Drexel to beef up largest free online library

Drexel gets $600K grant to add to Internet Public Lib.

Drexel University is set to seriously spruce up its library -and through a Web site, nonetheless.

After receiving a grant of over $600,000 this month, Drexel has announced that it will turn the Internet Public Library - currently the largest free online collection and reference service accessible to anyone with the Internet - into an even more comprehensive online learning community.

Drexel took nearly full control of the IPL from the University of Michigan in January, and the site currently includes links to free online resources, a few public domain online books and a question-and-answer service. It receives about a million hits per week, an estimated 40 percent of which come from middle-and high-school students living across the country.

Having seen the success of the IPL, the Institute of Museum and Library Services gave Drexel a grant of $613,478, which was later followed by a $667,618 donation.

The additional funds, Drexel officials say, will help turn the site into "a virtual teaching and learning laboratory for digital reference."

The two major goals of the service are "a real-world educational forum for our library science students, especially in the growing field of digital reference, and to provide as much information as possible to the public," according to Joel Bryan, a spokesman for the College of Information Science and Technology at Drexel.

Currently, one of the most popular features of the site is a question-and-answer service that forwards questions to graduate students all over the country who research the specified topic and send information back to the requester.

"All of the answers to reference questions contain information about how the topic was researched," Bryan said: It's also teaching people how to fish instead of just giving them fish."

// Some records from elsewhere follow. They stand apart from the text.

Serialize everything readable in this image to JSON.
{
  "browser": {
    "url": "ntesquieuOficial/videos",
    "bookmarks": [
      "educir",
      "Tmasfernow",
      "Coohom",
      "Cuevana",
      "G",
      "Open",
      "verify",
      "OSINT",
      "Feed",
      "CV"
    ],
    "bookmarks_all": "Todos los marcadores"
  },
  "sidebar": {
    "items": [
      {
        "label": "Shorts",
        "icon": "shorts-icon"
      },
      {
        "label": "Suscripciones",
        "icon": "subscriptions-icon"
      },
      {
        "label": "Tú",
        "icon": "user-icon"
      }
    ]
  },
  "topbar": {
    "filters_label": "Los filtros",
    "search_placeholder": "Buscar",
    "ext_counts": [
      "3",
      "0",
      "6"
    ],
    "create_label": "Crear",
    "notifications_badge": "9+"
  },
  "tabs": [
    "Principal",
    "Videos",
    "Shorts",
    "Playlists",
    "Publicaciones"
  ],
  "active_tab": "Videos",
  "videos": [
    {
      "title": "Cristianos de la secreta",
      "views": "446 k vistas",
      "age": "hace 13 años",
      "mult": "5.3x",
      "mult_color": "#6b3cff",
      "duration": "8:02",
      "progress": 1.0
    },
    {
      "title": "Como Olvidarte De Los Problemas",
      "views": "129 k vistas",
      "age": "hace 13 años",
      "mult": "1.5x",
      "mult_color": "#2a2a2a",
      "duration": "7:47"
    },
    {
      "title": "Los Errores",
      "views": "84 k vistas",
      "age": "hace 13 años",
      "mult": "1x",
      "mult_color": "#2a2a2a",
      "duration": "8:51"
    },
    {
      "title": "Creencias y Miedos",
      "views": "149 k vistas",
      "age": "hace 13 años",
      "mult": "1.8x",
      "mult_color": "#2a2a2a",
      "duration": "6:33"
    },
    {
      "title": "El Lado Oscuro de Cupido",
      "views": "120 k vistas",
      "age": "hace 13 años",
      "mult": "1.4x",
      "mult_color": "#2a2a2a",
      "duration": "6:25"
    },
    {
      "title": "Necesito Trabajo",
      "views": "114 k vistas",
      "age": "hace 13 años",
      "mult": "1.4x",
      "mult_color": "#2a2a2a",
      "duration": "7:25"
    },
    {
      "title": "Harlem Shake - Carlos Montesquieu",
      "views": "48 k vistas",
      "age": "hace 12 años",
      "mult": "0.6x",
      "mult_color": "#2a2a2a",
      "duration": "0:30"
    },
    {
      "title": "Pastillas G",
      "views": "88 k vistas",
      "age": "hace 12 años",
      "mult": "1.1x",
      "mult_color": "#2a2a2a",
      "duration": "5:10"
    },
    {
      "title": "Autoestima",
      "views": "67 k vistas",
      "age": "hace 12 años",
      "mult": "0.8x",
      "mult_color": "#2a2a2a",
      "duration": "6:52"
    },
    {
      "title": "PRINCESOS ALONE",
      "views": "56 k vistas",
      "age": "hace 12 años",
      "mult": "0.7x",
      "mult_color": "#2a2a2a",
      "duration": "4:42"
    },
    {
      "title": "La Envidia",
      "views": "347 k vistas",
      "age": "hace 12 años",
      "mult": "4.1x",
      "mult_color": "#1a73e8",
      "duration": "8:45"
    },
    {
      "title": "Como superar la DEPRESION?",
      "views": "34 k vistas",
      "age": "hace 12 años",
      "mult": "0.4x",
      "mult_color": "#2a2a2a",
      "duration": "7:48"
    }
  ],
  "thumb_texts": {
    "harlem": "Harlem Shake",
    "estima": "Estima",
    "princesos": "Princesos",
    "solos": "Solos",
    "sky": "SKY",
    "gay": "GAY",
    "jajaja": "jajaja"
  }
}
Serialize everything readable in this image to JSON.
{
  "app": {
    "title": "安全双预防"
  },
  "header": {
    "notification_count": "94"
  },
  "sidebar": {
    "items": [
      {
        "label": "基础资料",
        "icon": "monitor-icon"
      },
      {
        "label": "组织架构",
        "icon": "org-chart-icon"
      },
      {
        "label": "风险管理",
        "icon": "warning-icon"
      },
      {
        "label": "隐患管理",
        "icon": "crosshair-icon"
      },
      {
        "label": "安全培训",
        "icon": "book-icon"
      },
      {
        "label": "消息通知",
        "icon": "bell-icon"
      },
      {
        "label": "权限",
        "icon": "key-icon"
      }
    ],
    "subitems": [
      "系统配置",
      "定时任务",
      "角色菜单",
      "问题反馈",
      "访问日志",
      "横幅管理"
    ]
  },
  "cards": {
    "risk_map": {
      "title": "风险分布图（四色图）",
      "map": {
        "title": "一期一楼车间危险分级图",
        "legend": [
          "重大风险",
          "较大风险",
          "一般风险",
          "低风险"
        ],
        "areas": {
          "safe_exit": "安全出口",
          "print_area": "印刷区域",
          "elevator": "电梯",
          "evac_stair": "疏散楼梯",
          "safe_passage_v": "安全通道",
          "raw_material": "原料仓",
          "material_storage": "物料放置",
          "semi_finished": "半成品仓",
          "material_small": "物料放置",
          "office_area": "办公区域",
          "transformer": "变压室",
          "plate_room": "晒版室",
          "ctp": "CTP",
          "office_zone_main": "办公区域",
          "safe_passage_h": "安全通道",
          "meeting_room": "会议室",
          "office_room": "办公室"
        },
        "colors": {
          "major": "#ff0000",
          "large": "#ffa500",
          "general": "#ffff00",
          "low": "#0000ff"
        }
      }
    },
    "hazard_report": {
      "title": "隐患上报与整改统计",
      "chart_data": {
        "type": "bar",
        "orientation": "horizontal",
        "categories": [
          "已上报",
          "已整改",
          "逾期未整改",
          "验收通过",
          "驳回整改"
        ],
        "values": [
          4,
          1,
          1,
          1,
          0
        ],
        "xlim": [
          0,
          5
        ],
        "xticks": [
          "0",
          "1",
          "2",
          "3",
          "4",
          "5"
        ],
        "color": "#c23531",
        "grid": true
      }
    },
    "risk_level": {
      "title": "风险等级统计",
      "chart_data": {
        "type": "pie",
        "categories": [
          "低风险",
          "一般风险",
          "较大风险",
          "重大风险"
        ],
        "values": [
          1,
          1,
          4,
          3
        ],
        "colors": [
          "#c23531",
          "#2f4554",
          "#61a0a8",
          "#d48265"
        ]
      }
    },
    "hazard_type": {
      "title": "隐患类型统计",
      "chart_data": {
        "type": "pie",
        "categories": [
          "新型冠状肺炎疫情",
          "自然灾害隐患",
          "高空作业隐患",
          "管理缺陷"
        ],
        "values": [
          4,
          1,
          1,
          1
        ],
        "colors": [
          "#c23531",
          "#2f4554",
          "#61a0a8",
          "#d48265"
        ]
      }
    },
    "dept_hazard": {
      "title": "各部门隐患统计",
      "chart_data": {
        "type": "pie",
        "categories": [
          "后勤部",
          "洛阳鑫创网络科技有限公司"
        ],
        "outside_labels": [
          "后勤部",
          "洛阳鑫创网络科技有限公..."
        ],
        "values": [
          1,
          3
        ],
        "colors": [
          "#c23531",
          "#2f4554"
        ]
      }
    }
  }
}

Meanwhile, Penn officials say the University will stick to its own cutting-edge, comprehensive database services.

The Penn library offers students 700 subscription databases, 15,000 electronic journals, 400 research guides and over 4,500 links to valid Internet resources, which Marjorie Hassen, co-acting director at the Van Pelt-Dietrich Library Center, said are "kinds of things you aren't going to find on the Drexel site."

Hassen said that Penn's "primary allegiance is to support the research of Penn students and faculty," though she added that the library also strives to provide for the community by opening its doors to the public during the weekdays at specified hours.